Thruxton Podium Matt Neal, Jack Goff and Gordon Shedden

Tips for people looking to work in motorsport

1.  Motorsport – an enviable lifestyle?

Andrew Jordan Red Bull Silverstone

One of the most frequently asked questions I receive on almost a daily basis is people asking how I ended up working in motorsport, and how they can do the same. A lifelong dream of my own, I have always aspired to one day work in Formula 1. Still on that pursuit myself, I wanted to share with you all my tips on how you can achieve your ambition. Advanced warning though, be prepared for very long days, lots of travelling and fleeting visits to locations – it’s not always the glamorous lifestyle as portrayed on TV!

2.  Find your skill set

Paul Di Resta Mercedes-AMG

There are plenty of routes into motorsport, whether through design, engineering or marketing. Before you start, decide which route best suits you and how your skills complement that route. Should you be at the start of your career, research opportunities available which can help you develop your skills, whether that be at college, university or simply an online course.

Once you have your path forged in your mind, practice your skills to ensure that when you approach a team or series, you have the credibility behind you to ensure that you are offered a chance.

Having finished a degree in Business Economics, I approached a variety of Formula 1 teams to apply for a graduate marketing role. The Head of Communications for Force India, Will Hings, responded with a piece of advice that has shaped my career and I will always remember; at the time I was 1 in 100 applicants all vying for the same role. To succeed I would need to stand out from the crowd, so he told me to spend a few years gaining experience at a national level, so that I can approach again with it on my belt as a credible reason to take me over the rest. So that’s exactly what I did.

3.  Build your brand

Tom Ingram Brands Hatch Toyota grid

Personal branding is becoming increasingly important in today’s ultra-competitive world. Being able to market yourself to prospective employers with a credible portfolio is vital to achieving your goals, but like anything it takes time, commitment and persistence.

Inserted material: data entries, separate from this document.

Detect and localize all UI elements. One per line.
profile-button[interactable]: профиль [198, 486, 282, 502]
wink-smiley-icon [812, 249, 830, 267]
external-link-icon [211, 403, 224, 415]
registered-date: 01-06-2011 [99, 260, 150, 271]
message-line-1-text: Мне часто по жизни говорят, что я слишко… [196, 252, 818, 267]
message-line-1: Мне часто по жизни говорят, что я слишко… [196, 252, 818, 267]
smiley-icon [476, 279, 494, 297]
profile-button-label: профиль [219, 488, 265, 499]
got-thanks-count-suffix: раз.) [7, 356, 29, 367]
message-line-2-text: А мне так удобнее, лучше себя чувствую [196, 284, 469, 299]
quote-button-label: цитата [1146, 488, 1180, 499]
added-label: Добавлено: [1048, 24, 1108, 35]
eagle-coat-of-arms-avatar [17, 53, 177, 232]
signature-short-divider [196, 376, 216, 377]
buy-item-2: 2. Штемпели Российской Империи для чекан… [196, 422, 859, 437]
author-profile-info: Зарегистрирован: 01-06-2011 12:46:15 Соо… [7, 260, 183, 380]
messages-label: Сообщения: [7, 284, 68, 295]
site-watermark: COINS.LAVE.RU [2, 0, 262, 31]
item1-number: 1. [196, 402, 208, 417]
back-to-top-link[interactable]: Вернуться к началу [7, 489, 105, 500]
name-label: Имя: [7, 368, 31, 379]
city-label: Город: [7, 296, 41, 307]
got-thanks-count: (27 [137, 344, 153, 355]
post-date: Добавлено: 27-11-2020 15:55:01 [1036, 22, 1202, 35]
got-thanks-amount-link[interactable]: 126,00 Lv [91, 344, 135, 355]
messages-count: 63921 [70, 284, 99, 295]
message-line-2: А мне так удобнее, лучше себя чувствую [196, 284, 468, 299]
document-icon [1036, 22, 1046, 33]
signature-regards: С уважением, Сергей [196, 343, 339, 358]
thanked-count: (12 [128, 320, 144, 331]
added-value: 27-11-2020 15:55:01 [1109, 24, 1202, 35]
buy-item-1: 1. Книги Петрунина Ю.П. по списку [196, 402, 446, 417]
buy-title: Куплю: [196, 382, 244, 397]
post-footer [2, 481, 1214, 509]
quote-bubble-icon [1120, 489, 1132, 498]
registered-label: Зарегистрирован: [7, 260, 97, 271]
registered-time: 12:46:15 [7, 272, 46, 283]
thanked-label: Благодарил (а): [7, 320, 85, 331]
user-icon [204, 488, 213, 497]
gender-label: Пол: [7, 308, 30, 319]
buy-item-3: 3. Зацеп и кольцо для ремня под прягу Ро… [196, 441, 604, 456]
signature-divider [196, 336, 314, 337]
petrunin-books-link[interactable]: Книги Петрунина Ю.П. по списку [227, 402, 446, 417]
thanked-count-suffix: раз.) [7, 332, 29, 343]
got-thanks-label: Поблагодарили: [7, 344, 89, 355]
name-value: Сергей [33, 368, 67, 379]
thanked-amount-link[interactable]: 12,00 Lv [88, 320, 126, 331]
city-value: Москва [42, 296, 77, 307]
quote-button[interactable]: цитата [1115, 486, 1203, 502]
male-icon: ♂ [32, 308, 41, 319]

Think of your career like that of any of your motorsport heroes, they start in the junior categories and slowly work their way through the ranks from national to international, building credible, racing experience and backing from third parties along the way. You have to do the same. Whether you are an aspiring photographer, social media manager or mechanic, don’t expect to waltz into the top levels before putting the time in at club level.

Your first step should be to approach a team in the discipline of racing you are looking to progress into, whether open wheel, GT or touring cars. Offer them your services on an apprenticeship level and volunteer to go to a few events to help out. The club level teams are often looking for support and are far more willing to help train. But don’t expect to be financially rewarded for your efforts, some may cover your travel costs, just think of how it will benefit you. You are receiving on-the-job training, building your portfolio and more importantly building your brand. As you gain more experience work your way through the series and you will start to see the benefits you desire.

4.  Set realistic expectations

Patience is key. Don’t try and rush your development and enjoy it as much as you can, if you’re looking to try and fast-track your career, work out the motorsport calendar and work out which series don’t clash with one-another, as you can approach both if you are determined enough.

Set yourself a yearly target, what you want to achieve, who you want to network with, do you want to stay with your current team or trial a new series? If you’re struggling for opportunities in one look for them within another, be open to change, every new discipline is another string to your bow, and makes you more attractive to high-profile teams.

5.  Have an end goal

Williams F1 Team at Silverstone

This will probably be the first thing you decide upon, but it’s also the most vital throughout your career. Find people that inspire you, whether it’s becoming the next Toto Wolff or Rob Smedley, the next major photographer for LAT Images, or want to produce the captivating social media campaigns developed by Red Bull Racing, keep your end goal constantly in sight. Regularly check what they or other influencers are doing, how you can learn from it or incorporate it into your own skillset and use it as a drive to push forward.

There will always be a low point in your pursuit of a motorsport career. Whether it’s the uncertainty year-on-year of not knowing if your job will continue next season, the shoddy hotels you have to put up with in order to be 5 minutes from the race circuit, or the lack of weekends and spending family time together due to always being on the road, it will happen. But keep your end goal in sight, use it to drive that passion and you will succeed.